Orsatti attended Los Angeles Manual Arts High School. He was recognized in 1923 as the best all-around high school athlete in Los Angeles. He played third base for the baseball team. In 1923, he won a bat with which Babe Ruth had hit the first home run in Yankee Stadium. The bat was the prize given by the Los Angeles Evening Herald for a high school home run hitting contest they sponsored. The bat, which was inscribed to Orsatti, sold in 2004 for $1.2 million.

Orsatti subsequently attended the University of Southern California (USC) where he played quarterback on Howard Jones's 1925 and 1926 USC Trojans football teams, wearing number 5. He also played baseball and ran track and field at USC.

==Hollywood agent and producer==
Orsatti became a Hollywood talent agent in the 1930s. Along with his brothers Frank, Al and Ernie (a former minor-league baseball player), he was a principal in the Orsatti Talent Agency. He was known as "one of the industry's sharpest agents," and his clients included some of Hollywood's biggest stars, such as Sonja Henie, Judy Garland, Betty Grable, Edward G. Robinson, Frank Capra, George Stevens, Margaret O'Brien, and Alice Faye. His accomplishments as a talent agent include:
Orsatti was credited with persuading Sonja Henie to move to Hollywood and become an actress after she won her third gold medal in figure skating at the 1936 Winter Olympics. Henie went on to become one of the highest paid stars in Hollywood. In 1939, syndicated columnist Louella Parsons reported that the romantic relationship between Henie and Orsatti was the talk of Hollywood. Orsatti negotiated the contract for Judy Garland to play the role of Dorothy in The Wizard of Oz. He was also credited with discovering Alexis Smith while she was a student at Los Angeles City College and offering her a screen test.

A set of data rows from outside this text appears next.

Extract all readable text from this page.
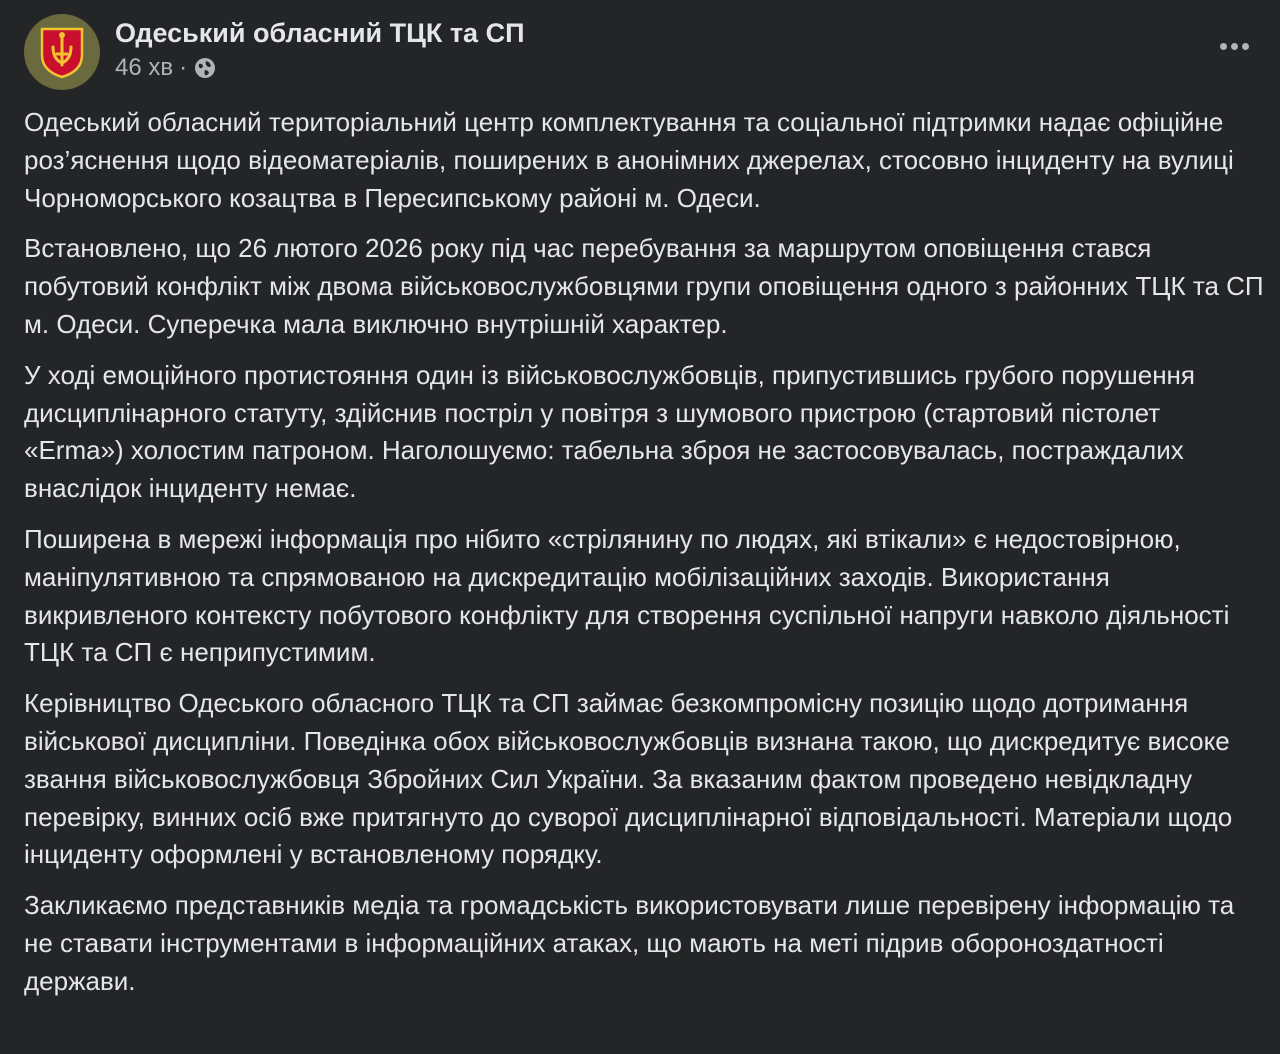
Одеський обласний ТЦК та СП
46 хв ·

Одеський обласний територіальний центр комплектування та соціальної підтримки надає офіційне роз’яснення щодо відеоматеріалів, поширених в анонімних джерелах, стосовно інциденту на вулиці Чорноморського козацтва в Пересипському районі м. Одеси.

Встановлено, що 26 лютого 2026 року під час перебування за маршрутом оповіщення стався побутовий конфлікт між двома військовослужбовцями групи оповіщення одного з районних ТЦК та СП м. Одеси. Суперечка мала виключно внутрішній характер.

У ході емоційного протистояння один із військовослужбовців, припустившись грубого порушення дисциплінарного статуту, здійснив постріл у повітря з шумового пристрою (стартовий пістолет «Erma») холостим патроном. Наголошуємо: табельна зброя не застосовувалась, постраждалих внаслідок інциденту немає.

Поширена в мережі інформація про нібито «стрілянину по людях, які втікали» є недостовірною, маніпулятивною та спрямованою на дискредитацію мобілізаційних заходів. Використання викривленого контексту побутового конфлікту для створення суспільної напруги навколо діяльності ТЦК та СП є неприпустимим.

Керівництво Одеського обласного ТЦК та СП займає безкомпромісну позицію щодо дотримання військової дисципліни. Поведінка обох військовослужбовців визнана такою, що дискредитує високе звання військовослужбовця Збройних Сил України. За вказаним фактом проведено невідкладну перевірку, винних осіб вже притягнуто до суворої дисциплінарної відповідальності. Матеріали щодо інциденту оформлені у встановленому порядку.

Закликаємо представників медіа та громадськість використовувати лише перевірену інформацію та не ставати інструментами в інформаційних атаках, що мають на меті підрив обороноздатності держави.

Orsatti also formed a production company in the 1950s called Saber Productions. The company produced 14 films including Flight to Hong Kong.

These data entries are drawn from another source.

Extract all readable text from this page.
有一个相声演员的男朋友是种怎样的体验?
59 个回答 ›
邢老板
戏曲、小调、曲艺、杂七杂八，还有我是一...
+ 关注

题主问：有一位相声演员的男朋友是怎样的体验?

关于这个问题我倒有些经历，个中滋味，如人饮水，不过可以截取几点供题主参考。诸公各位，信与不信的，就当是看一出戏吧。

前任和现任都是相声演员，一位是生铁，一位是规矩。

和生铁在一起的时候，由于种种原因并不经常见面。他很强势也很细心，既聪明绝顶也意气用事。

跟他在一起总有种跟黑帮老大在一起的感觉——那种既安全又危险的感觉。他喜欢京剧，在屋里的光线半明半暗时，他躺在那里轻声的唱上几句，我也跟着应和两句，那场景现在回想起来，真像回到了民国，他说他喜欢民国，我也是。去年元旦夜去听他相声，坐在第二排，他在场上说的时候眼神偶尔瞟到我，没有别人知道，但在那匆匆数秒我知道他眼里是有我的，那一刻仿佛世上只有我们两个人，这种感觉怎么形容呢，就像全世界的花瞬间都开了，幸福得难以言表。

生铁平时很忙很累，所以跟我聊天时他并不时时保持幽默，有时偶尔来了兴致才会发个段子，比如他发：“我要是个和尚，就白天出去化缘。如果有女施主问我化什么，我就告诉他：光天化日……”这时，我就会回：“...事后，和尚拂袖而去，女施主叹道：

Orsatti formed a television production company, Rorvic Productions, in partnership with actor Rory Calhoun. Rorvic produced the CBS television series The Texan.

==Motion picture credits==

- Flight to Hong Kong (1956) associate producer
- Domino Kid (1957) producer
- The Hired Gun (1957) producer
- Ride Out for Revenge (1957) associate producer
- Apache Territory (1958) producer
- Face in the Rain (1963) executive producer

==Marriages==
Orsatti was married four times. He was married to film actress June Lang in 1937. Their June 1937 wedding was attended by a guest list like a "Hollywood Who's Who" and was reported as "the biggest movie wedding in years." The breakup of their marriage after only six weeks was also covered in the Hollywood press.

Orsatti was next married in 1943 to singer and actress, Marie McDonald, who was known as "The Body Beautiful" and later nicknamed "The Body". Orsatti was working at the time as a test pilot for Lockheed. McDonald had previously been Bugsy Siegel's girlfriend, and author Tim Adler in his book, "Hollywood and the Mob," described Orsatti as a "gangster-cum-agent" and claimed that his brother Frank Orsatti was "a bootlegger and gangster" who got into the movie business by supplying Louis B. Mayer with alcohol and women and later had a reputation for "handling all of MGM's 'dirty work'." Orsatti and McDonald remained married until 1947. Even after their divorce, McDonald continued to use Orsatti as her agent, noting, "Husbands are much easier to find than good agents."

Orsatti's third marriage was to actress and Playboy Playmate Dolores Donlon. He was married to Donlon from 1949 to 1960.

His fourth wife was Arla Turner Orsatti. They remained married at the time of Orsatti's death in 1984.